Press Release: Amahlathi celebrate court win that disestablishes traditional leadership
Published by Legal Resources Centre [icon type=”icon-clock”] 27 June 2017
For Immediate Release: 27 June 2017
Today, 27 June 2017, in the Bhisho High Court in a case that is a first of its kind, the court granted an order to disestablish a senior traditional leadership over residents of Amahlathi. The Court set aside a decision of the Commission on Traditional Leadership Disputes and Claims, and of the Premier, that recognised the legitimacy of a chief over the Amahlathi, and disestablished the senior traditional leadership.
The case was brought by the Amahlathi Crisis Committee, representing eight villages near King Williams Town. The Committee was represented by the Legal Resources Centre.
The Committee asked that the court set aside this decision, arguing that the custom of the Amahlathi people was not to have a chief. Instead, they governed themselves through a system of elected chairpersons and have continued to practice this customary law until today.
Mr Maqoma (allegedly not his real name) was installed as chief in the area in 1982, after President Sebe of the then Ciskei created a chieftainship over the area. It was the first time residents encountered a chief. The communities refused to recognise him and the chieftaincy all but disappeared. In 2005, with the promulgation of the Eastern Cape Traditional Leadership and Governance Act of 2005, Mr Maqoma was emboldened to reassert his authority over the area and even attempted to take over the pending restitution claims that individual Amahlathi villages had lodged in 1998.

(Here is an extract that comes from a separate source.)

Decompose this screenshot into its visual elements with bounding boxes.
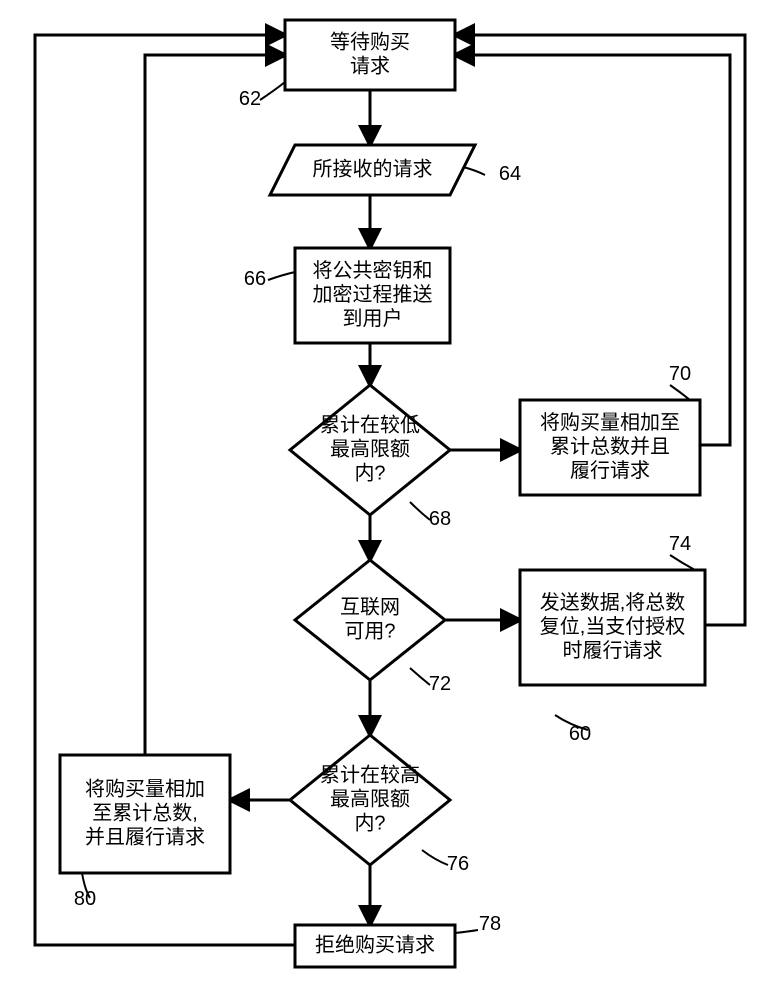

The communities approached several government departments to challenge his authority before being advised to lodge a complaint with the Commission. The Commission ruled against them.
They approached the Legal Resources Centre to challenge this finding. The Premier and the Commission initially opposed the application but later withdrew their opposition.
When handing down his decision to disestablish the traditional leadership, the judge noted his concern that communities have to go through such a prolonged process to have their customs recognised and commended the Amahlathi communities for not giving up. During the case, it was also noted that many matters relating to decisions made by the Commission have come before the court.